Wood is doing research for the Department of Fish and Game. Her goal is to get three or four hours in on the computer before the kids wake up. Soon though, she’s answering questions about their school assignments. Her husband is a commercial fisherman who is out on the water for weeks at a time. It’s just her, the job and the kids under one roof.
“I mean we have our moments,” Wood said. “There’s definitely some tantrums from both sides.”
Like the time when her 8-year-old was doing homework for a program called, “Handwriting without Tears.”
“And she was like, ‘Hand writing without tears, huh? Liars!” Wood recalls, laughing. “And she just melted down. I felt really bad but it was really funny at the same time.”
Jody Tow is another working-from-home parent. Her two kids are 10 and 12. She’s working remotely as Petersburg Borough’s Finance Director. Like Wood, her husband is also a fisherman so she’s used to single parenting but normally she’d get a break.
“Usually, you know, they go to school, I go to work in the morning,” Tow said. “Logan usually doesn’t get home until 6:00 at the earliest from swim team and Lexie 4:30 and they’re used to their schedules.”
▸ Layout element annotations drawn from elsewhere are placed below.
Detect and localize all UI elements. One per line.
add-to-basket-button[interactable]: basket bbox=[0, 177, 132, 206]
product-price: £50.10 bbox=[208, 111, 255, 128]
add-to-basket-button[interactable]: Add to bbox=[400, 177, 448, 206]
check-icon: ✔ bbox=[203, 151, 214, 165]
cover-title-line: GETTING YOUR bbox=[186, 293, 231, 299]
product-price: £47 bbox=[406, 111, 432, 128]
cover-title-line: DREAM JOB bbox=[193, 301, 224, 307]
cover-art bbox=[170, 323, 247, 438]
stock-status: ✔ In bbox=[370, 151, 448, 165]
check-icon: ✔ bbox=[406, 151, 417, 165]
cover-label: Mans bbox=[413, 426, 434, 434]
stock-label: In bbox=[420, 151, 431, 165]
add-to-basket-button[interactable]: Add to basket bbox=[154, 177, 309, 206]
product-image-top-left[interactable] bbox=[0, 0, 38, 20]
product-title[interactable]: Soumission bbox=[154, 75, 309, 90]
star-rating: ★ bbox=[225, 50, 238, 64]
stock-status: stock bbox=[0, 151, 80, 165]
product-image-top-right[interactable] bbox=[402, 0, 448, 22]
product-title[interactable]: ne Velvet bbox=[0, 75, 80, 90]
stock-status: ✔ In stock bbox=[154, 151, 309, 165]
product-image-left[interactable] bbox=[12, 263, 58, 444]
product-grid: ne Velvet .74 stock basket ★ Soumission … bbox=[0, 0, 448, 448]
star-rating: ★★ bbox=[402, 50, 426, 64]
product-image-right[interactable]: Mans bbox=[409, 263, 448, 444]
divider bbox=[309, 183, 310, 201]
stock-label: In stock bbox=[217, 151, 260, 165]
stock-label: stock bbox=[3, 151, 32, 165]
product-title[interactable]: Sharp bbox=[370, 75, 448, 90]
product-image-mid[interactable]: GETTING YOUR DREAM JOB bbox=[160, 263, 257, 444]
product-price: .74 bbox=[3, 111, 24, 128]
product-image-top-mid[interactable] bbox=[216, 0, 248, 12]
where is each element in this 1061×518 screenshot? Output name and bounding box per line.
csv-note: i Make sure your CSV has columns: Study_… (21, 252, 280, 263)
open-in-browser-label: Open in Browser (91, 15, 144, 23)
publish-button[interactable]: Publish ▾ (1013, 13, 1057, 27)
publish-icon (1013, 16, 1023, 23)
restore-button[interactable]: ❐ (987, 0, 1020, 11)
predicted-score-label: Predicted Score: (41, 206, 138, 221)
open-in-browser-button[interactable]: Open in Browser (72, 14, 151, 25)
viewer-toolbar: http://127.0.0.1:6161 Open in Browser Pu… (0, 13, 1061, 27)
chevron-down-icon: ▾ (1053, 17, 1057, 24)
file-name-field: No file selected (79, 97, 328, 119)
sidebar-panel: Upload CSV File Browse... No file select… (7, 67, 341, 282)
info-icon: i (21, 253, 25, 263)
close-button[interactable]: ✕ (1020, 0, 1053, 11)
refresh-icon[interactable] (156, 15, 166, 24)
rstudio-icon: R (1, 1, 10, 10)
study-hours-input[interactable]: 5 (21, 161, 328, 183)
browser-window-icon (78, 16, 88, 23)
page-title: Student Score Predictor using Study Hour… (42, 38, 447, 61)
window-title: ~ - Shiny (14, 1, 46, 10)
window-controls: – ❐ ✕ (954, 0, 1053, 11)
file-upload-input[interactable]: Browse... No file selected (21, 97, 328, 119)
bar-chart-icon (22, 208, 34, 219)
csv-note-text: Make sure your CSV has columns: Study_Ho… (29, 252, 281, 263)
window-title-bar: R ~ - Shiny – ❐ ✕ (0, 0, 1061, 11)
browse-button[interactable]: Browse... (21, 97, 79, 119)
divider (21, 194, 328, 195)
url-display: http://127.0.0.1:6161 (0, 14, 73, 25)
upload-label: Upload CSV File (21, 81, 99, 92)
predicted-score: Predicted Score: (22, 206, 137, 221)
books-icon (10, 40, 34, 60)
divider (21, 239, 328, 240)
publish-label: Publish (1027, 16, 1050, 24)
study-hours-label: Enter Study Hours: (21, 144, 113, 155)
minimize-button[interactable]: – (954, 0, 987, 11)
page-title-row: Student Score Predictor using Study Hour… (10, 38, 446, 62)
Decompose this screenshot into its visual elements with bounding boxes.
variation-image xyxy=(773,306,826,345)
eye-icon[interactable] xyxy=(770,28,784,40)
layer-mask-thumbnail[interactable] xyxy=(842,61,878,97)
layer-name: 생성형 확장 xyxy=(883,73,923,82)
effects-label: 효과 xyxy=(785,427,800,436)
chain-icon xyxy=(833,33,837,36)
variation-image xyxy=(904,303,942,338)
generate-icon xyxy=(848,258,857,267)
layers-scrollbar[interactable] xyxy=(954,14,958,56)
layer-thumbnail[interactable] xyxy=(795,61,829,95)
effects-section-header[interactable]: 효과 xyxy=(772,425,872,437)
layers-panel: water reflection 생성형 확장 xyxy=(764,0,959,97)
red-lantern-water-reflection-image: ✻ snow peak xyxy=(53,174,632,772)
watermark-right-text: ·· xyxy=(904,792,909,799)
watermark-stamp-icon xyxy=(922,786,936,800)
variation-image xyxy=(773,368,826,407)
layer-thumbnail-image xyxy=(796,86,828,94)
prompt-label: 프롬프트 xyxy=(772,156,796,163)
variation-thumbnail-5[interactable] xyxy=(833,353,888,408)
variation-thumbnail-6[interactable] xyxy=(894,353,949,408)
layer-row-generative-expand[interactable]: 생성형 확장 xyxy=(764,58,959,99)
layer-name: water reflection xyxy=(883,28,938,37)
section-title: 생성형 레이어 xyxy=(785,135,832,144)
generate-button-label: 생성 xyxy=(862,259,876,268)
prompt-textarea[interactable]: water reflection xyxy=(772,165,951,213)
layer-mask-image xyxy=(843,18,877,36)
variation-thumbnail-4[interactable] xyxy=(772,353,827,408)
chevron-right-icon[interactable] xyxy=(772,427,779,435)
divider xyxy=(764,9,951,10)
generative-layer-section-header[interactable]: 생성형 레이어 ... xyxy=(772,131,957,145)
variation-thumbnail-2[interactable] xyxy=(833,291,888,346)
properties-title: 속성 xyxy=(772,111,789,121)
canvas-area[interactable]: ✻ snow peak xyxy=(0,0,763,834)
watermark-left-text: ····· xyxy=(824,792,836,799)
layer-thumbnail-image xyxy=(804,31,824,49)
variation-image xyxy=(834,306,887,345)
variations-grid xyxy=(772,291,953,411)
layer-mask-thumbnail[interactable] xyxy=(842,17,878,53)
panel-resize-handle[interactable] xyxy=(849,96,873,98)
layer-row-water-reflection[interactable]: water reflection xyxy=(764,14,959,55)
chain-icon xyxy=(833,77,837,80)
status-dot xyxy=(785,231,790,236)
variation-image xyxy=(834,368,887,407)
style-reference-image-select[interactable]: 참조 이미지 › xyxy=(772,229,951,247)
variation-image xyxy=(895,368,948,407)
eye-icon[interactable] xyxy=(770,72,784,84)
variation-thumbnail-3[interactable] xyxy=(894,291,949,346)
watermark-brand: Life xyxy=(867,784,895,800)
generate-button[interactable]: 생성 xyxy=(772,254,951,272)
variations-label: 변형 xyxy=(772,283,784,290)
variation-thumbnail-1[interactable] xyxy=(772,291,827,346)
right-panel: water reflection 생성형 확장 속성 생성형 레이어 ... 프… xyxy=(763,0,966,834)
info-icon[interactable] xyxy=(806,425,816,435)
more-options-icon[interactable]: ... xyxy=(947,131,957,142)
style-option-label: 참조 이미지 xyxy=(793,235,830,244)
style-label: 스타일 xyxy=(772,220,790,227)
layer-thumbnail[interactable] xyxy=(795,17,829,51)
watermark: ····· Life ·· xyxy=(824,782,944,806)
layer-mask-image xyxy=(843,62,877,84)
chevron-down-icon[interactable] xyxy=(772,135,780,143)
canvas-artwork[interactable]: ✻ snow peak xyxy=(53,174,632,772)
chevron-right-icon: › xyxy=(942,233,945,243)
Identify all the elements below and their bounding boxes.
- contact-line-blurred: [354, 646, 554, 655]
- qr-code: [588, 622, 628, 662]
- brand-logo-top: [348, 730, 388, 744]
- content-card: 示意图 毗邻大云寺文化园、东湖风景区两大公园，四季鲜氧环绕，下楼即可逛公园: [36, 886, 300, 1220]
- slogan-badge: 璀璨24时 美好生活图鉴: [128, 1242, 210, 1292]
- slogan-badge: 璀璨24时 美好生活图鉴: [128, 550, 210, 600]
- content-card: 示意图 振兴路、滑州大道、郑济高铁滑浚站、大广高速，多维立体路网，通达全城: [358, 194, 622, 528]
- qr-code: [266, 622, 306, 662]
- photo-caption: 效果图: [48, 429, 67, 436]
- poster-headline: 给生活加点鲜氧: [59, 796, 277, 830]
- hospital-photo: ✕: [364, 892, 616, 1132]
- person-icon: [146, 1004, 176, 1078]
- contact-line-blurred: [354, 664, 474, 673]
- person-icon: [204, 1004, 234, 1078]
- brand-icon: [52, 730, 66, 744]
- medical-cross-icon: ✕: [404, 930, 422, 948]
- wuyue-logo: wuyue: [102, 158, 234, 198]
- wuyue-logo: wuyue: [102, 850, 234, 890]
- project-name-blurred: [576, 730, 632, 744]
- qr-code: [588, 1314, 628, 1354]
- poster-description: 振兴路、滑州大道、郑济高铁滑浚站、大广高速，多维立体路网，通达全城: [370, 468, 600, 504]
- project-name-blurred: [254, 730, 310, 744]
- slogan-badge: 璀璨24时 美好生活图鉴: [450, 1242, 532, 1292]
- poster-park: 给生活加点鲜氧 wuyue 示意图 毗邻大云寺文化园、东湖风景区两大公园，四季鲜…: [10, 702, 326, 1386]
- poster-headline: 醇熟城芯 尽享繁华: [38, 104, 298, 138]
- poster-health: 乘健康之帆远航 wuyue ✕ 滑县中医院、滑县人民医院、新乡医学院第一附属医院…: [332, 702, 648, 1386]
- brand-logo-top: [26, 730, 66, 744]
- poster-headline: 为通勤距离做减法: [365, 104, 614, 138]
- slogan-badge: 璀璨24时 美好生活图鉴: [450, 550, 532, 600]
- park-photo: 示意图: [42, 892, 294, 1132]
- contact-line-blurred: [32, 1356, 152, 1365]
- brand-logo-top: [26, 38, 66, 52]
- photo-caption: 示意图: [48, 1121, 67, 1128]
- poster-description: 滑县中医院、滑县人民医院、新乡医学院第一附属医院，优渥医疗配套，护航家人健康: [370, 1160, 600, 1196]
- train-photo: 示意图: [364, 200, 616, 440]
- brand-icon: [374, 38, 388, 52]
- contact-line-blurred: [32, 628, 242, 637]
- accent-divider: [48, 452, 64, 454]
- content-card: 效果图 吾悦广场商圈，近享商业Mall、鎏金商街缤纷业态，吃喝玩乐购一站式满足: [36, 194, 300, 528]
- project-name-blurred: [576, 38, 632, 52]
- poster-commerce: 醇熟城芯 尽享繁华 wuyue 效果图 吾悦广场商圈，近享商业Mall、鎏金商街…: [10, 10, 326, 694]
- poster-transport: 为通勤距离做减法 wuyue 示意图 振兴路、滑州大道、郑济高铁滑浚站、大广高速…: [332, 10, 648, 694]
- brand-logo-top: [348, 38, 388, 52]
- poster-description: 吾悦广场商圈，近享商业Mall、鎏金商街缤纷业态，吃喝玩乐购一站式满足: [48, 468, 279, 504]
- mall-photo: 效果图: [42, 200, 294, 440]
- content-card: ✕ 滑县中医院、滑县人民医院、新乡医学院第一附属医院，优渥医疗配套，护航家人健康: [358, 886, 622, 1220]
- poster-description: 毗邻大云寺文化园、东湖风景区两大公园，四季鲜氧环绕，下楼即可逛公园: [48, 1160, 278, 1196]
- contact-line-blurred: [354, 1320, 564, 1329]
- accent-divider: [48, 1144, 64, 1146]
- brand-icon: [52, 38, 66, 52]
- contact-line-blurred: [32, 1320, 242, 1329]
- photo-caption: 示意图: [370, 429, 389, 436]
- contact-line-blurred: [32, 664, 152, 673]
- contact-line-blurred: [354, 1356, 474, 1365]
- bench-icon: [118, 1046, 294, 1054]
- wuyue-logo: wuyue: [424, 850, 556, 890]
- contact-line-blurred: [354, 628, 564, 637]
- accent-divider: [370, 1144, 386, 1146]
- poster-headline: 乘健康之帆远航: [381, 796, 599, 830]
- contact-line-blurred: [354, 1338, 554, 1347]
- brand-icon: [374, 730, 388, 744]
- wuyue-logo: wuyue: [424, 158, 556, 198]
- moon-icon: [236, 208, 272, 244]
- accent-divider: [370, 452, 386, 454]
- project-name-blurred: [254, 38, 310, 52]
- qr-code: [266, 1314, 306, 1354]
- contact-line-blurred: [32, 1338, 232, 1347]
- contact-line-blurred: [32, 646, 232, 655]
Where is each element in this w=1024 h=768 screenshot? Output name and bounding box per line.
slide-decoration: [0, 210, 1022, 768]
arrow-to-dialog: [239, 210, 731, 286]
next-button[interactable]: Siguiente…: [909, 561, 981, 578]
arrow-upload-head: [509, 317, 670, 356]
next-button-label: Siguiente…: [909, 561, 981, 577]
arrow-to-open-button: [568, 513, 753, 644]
That kind of day is out the window. Tow’s borough job is considered “essential” and so she and her staff stagger schedules in the office. Tow’s biggest challenge has been setting up new technology for everyone to work from home. She was already familiar with the conferencing program Zoom.
“[But] the Kids have Ring Central and I have other meetings that use something else and other meetings that just use by phone that you have to call in and sometimes it doesn’t work with your cell phone so you have to use a different phone,” Tow said. “To figure all that out has been a chore in itself.”
Carissa Cotta is working from home as the librarian for Petersburg’s schools and she teaches online courses for the school district.
“I would like to say I have a beautiful office space that I have created,” Cotta said. “Right now, I’m trying to find a place wherever my three children are not. (laughs) It’s a uniquely challenging time.”
Cotta’s three children range in age from nine to 8th grade. When she first learned she’d be working from home she thought it’d be great.
“I was actually really looking forward to it because I was like, ‘Hey, it’s going to be awesome, [I’ll] be able to hang out with the kids and get my work done and work in my jammies if I need to’. It’s been more of a transition than I originally thought,” she said.
It was a bit of a rough start the first day of classes when Cotta was teaching and her three children were online for school. There was some confusion about the schedule and one of her kids missed a class. It’s getting easier, she says, though, she doesn’t find much time for herself.
“Yesterday, I realized I worked almost a 12-hour day,” Cotta said. “Actually, it was longer because I was doing an online class and so it was a much longer day then if we were actually in the building working.”
Tow says her day starts early and she goes until she drops around 9 p.m. And like Cotta, there’s very little time for self-care.
“You worry about your kids, you worry about your staff, you worry about the community, you just want everything to be perfect so you spend all your time on that,” Tow said. “You know, there’s not a lot of time leftover.”
Now, these parents say their bosses are understanding and do not want them working more than normal. It’s just taking the parents extra hours to figure out a daily routine that works for them. All the parents agree that struggling through the necessary technology now will pay off in the long run because they’ll have a new set of skills. And they’re also all grateful to even be getting a paycheck.
“I feel pretty lucky that one, I still have a job, and two, that I can do it from home,” said Wood.
Nobody knows how long this new working-from-home life will last. So, like many Alaskans, these parents are just trying to take it one day at a time.